Também louvo a Simone que demonstrou estar interessada em esclarecer e encaminhar soluções para o imbróglio que administrações anteriores do MinC criaram ao privilegiar uma ênfase na chamada “cultura digital”,ênfase que não se justifica.
A meu ver a política cultural do país devia partir do conhecimento dos índices de desenvolvimento humano da população e de sua realidade atual no que se refere a acesso à bens culturais.
Retomo com uma semana de distância respostas individualizadas para os debatedores que demonstraram alguma disposição de aprofundar os temas levantados no texto que dá origem a essa discussão – O MINC SUBTRAÍDO.
Jatobá, postado em – 15 março 2011 | 9:08
Sintomático o inicio de sua crítica ao texto saindo na defesa da gestão anterior, dos dois bons baianos GILBERTO & FERREIRA. Aciona uma visão antropológica, estrategicamente misturando samba, coco, Chico Science, só faltou mesmo lembrar o mangue pernambucano. Que que saiba essa pesquisa feita por artistas noutros ramos da atividade humana não vem de hoje. Mesmo na atualidade, artista que estão na “fita” já há mais de três ou quatro décadas buscaram não só inspiração, mas e principalmente elementos nessas novas atividades que resultaram muitas vezes em versões muito engraçadas e que abriram novos rumos nas artes brasileiras. Lembro “Pelo Telefone”, samba interpretado por Almirante, e mais tarde a música Sputnik, do bom baiano Gilberto Gil, mas preste atenção: ISTO NADA TEM A VER COM O TEXTO, e nada tem a ver com a invasão império-tecnológico patrocinada pelas corporações ligadas ao boom da NASDAQ. Isso tudo foi exaustivamente explicitado em outras intervenções.

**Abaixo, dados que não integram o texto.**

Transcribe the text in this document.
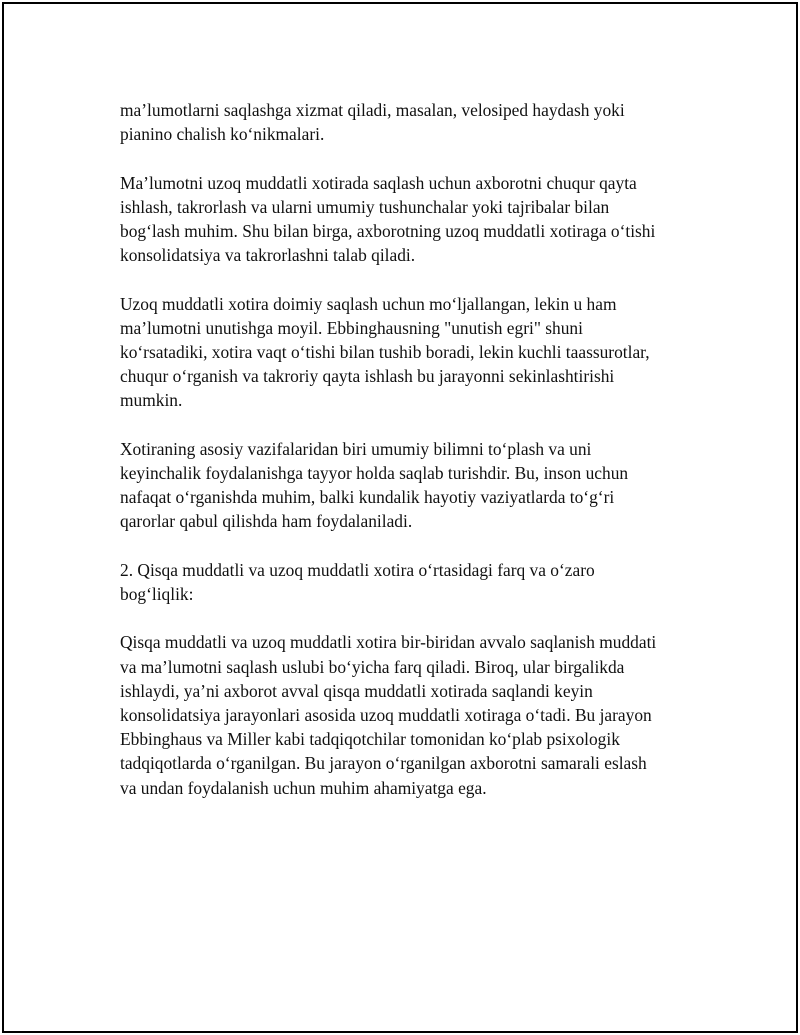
ma’lumotlarni saqlashga xizmat qiladi, masalan, velosiped haydash yoki
pianino chalish ko‘nikmalari.

Ma’lumotni uzoq muddatli xotirada saqlash uchun axborotni chuqur qayta
ishlash, takrorlash va ularni umumiy tushunchalar yoki tajribalar bilan
bog‘lash muhim. Shu bilan birga, axborotning uzoq muddatli xotiraga o‘tishi
konsolidatsiya va takrorlashni talab qiladi.

Uzoq muddatli xotira doimiy saqlash uchun mo‘ljallangan, lekin u ham
ma’lumotni unutishga moyil. Ebbinghausning "unutish egri" shuni
ko‘rsatadiki, xotira vaqt o‘tishi bilan tushib boradi, lekin kuchli taassurotlar,
chuqur o‘rganish va takroriy qayta ishlash bu jarayonni sekinlashtirishi
mumkin.

Xotiraning asosiy vazifalaridan biri umumiy bilimni to‘plash va uni
keyinchalik foydalanishga tayyor holda saqlab turishdir. Bu, inson uchun
nafaqat o‘rganishda muhim, balki kundalik hayotiy vaziyatlarda to‘g‘ri
qarorlar qabul qilishda ham foydalaniladi.

2. Qisqa muddatli va uzoq muddatli xotira o‘rtasidagi farq va o‘zaro
bog‘liqlik:

Qisqa muddatli va uzoq muddatli xotira bir-biridan avvalo saqlanish muddati
va ma’lumotni saqlash uslubi bo‘yicha farq qiladi. Biroq, ular birgalikda
ishlaydi, ya’ni axborot avval qisqa muddatli xotirada saqlandi keyin
konsolidatsiya jarayonlari asosida uzoq muddatli xotiraga o‘tadi. Bu jarayon
Ebbinghaus va Miller kabi tadqiqotchilar tomonidan ko‘plab psixologik
tadqiqotlarda o‘rganilgan. Bu jarayon o‘rganilgan axborotni samarali eslash
va undan foydalanish uchun muhim ahamiyatga ega.
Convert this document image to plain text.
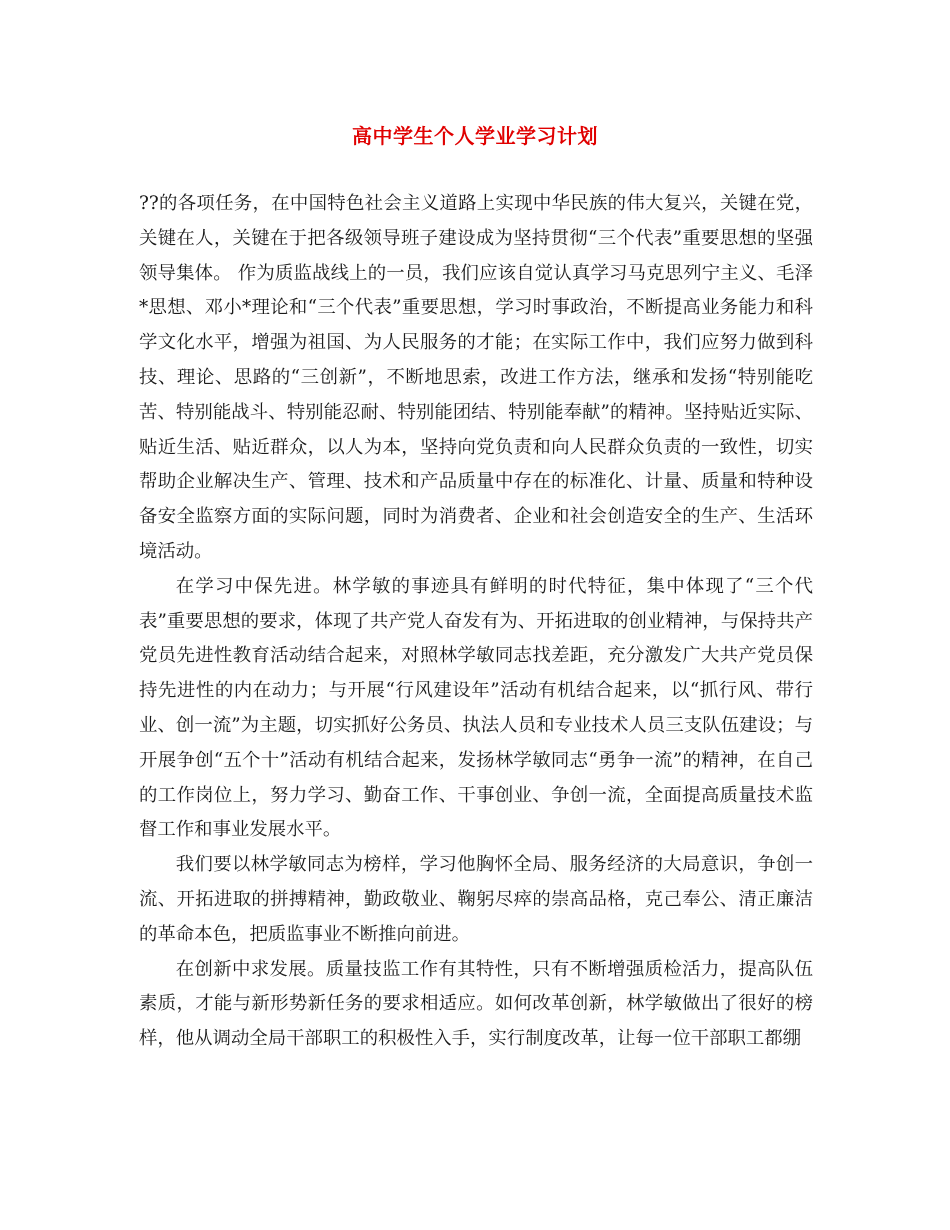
高中学生个人学业学习计划

??的各项任务，在中国特色社会主义道路上实现中华民族的伟大复兴，关键在党，关键在人，关键在于把各级领导班子建设成为坚持贯彻“三个代表”重要思想的坚强领导集体。 作为质监战线上的一员，我们应该自觉认真学习马克思列宁主义、毛泽*思想、邓小*理论和“三个代表”重要思想，学习时事政治，不断提高业务能力和科学文化水平，增强为祖国、为人民服务的才能；在实际工作中，我们应努力做到科技、理论、思路的“三创新”，不断地思索，改进工作方法，继承和发扬“特别能吃苦、特别能战斗、特别能忍耐、特别能团结、特别能奉献”的精神。坚持贴近实际、贴近生活、贴近群众，以人为本，坚持向党负责和向人民群众负责的一致性，切实帮助企业解决生产、管理、技术和产品质量中存在的标准化、计量、质量和特种设备安全监察方面的实际问题，同时为消费者、企业和社会创造安全的生产、生活环境活动。

在学习中保先进。林学敏的事迹具有鲜明的时代特征，集中体现了“三个代表”重要思想的要求，体现了共产党人奋发有为、开拓进取的创业精神，与保持共产党员先进性教育活动结合起来，对照林学敏同志找差距，充分激发广大共产党员保持先进性的内在动力；与开展“行风建设年”活动有机结合起来，以“抓行风、带行业、创一流”为主题，切实抓好公务员、执法人员和专业技术人员三支队伍建设；与开展争创“五个十”活动有机结合起来，发扬林学敏同志“勇争一流”的精神，在自己的工作岗位上，努力学习、勤奋工作、干事创业、争创一流，全面提高质量技术监督工作和事业发展水平。

我们要以林学敏同志为榜样，学习他胸怀全局、服务经济的大局意识，争创一流、开拓进取的拼搏精神，勤政敬业、鞠躬尽瘁的崇高品格，克己奉公、清正廉洁的革命本色，把质监事业不断推向前进。

在创新中求发展。质量技监工作有其特性，只有不断增强质检活力，提高队伍素质，才能与新形势新任务的要求相适应。如何改革创新，林学敏做出了很好的榜样，他从调动全局干部职工的积极性入手，实行制度改革，让每一位干部职工都绷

Nem imagine falar em vanguarda comigo sem antes procurar saber de onde venho e ao longo desses mais de quarenta anos os experimentos dos quais fui protagonista. Adoraria que você tivesse estofo acadêmico para esculhambar meu trabalho e trabalhos de outros parceiros ao longo de minha vida profissional. Não se preocupe, não estou nem um pouco melindrado, um pouco decepcionado sim com a falta de conhecimento a respeito do tema que coloquei em discussão. Por outra, tudo se compensa com as brilhantes intervenções de outros debatedores trazendo a luz dos refletores os buracos da defesa intransigente dos nets. Que façam isso sim, mas em outra freguesia.

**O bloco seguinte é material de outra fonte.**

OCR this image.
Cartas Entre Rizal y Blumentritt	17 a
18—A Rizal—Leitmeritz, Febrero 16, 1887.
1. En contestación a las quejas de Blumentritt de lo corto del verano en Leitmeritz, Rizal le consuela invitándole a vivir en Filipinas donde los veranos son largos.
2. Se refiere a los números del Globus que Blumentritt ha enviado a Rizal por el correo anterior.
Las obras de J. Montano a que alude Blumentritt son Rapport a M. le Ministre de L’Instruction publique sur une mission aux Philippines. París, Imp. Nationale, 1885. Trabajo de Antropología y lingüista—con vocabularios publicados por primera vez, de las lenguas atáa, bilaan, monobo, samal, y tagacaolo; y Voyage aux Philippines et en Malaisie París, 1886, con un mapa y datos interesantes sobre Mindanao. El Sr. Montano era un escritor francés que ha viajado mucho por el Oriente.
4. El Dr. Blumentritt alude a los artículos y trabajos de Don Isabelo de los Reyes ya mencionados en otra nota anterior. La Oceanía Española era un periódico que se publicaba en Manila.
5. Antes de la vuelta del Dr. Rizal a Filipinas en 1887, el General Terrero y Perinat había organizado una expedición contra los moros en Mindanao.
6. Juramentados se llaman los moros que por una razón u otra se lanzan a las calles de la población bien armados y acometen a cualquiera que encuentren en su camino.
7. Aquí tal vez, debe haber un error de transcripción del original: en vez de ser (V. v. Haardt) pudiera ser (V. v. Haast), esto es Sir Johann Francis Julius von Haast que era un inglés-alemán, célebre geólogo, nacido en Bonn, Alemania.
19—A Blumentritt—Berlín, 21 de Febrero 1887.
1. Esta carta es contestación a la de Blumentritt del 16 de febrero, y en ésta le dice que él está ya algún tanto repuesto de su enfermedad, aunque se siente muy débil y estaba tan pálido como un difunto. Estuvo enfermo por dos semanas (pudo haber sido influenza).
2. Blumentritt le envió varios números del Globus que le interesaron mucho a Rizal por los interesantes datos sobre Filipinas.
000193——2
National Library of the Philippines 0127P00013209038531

Valeu de qualquer forma sua participação. Prometo acompanhar quando tiver tempo os ensinamentos sobre os mais variados assuntos no seu blog.
Abraço
Jair A Alves
(*) Só não entendi a inclusão da questão ECAD (????)
O Software é livre, mas o Hardware custa caro, logo, o Software não é livre.
Bye
Jair, deixa de blefar. Que buraco da defesa? Você nem sequer defende os buracos dos seus argumentos e vem com esse tom agora?

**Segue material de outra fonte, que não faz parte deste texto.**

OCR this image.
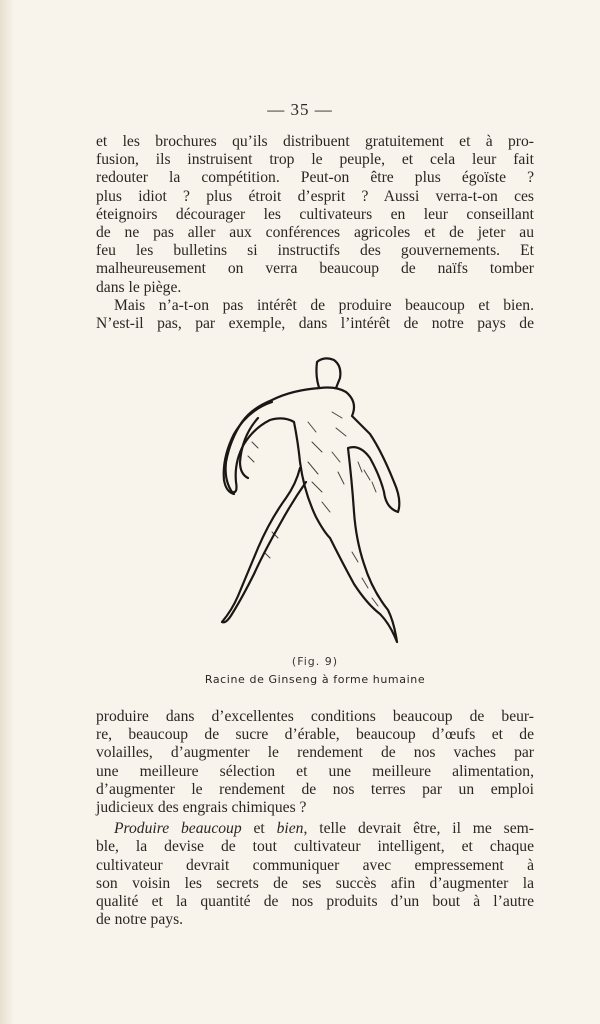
— 35 —
et les brochures qu’ils distribuent gratuitement et à pro-
fusion, ils instruisent trop le peuple, et cela leur fait
redouter la compétition. Peut-on être plus égoïste ?
plus idiot ? plus étroit d’esprit ? Aussi verra-t-on ces
éteignoirs décourager les cultivateurs en leur conseillant
de ne pas aller aux conférences agricoles et de jeter au
feu les bulletins si instructifs des gouvernements. Et
malheureusement on verra beaucoup de naïfs tomber
dans le piège.
Mais n’a-t-on pas intérêt de produire beaucoup et bien.
N’est-il pas, par exemple, dans l’intérêt de notre pays de
(Fig. 9)
Racine de Ginseng à forme humaine
produire dans d’excellentes conditions beaucoup de beur-
re, beaucoup de sucre d’érable, beaucoup d’œufs et de
volailles, d’augmenter le rendement de nos vaches par
une meilleure sélection et une meilleure alimentation,
d’augmenter le rendement de nos terres par un emploi
judicieux des engrais chimiques ?
Produire beaucoup et bien, telle devrait être, il me sem-
ble, la devise de tout cultivateur intelligent, et chaque
cultivateur devrait communiquer avec empressement à
son voisin les secrets de ses succès afin d’augmenter la
qualité et la quantité de nos produits d’un bout à l’autre
de notre pays.
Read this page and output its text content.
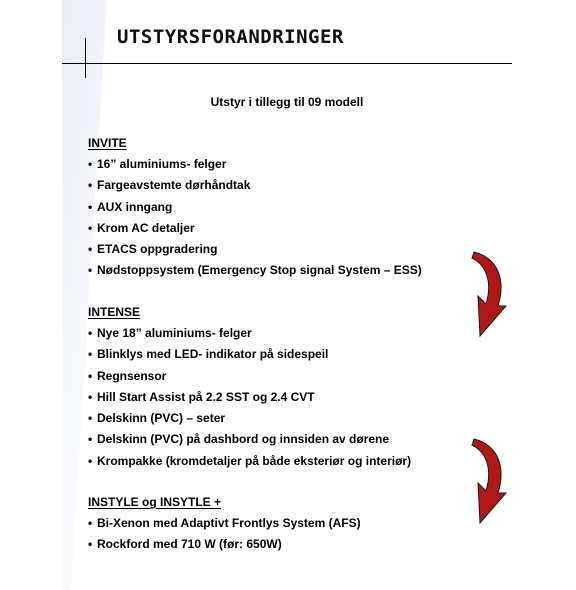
UTSTYRSFORANDRINGER
Utstyr i tillegg til 09 modell
INVITE
• 16” aluminiums- felger
• Fargeavstemte dørhåndtak
• AUX inngang
• Krom AC detaljer
• ETACS oppgradering
• Nødstoppsystem (Emergency Stop signal System – ESS)
INTENSE
• Nye 18” aluminiums- felger
• Blinklys med LED- indikator på sidespeil
• Regnsensor
• Hill Start Assist på 2.2 SST og 2.4 CVT
• Delskinn (PVC) – seter
• Delskinn (PVC) på dashbord og innsiden av dørene
• Krompakke (kromdetaljer på både eksteriør og interiør)
INSTYLE og INSYTLE +
• Bi-Xenon med Adaptivt Frontlys System (AFS)
• Rockford med 710 W (før: 650W)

Noutro forum, o mesmo texto foi assim discutido por Lama, persona do escritor Liy Sai Yam, que aqui já foi citado. Responde ele a uma indagação que fiz se está encerrada a polêmica entre os artistas e os virtuais. Ele responde assim:
Da Lama é barro. Barro quanto mais se pisa e bate, mais se presta a obedecer à mão humana, ao desejo de fazer, Ana Engelen. Se considerar nossas observações sem pertinência, pode bater à vontade. Até gostamos.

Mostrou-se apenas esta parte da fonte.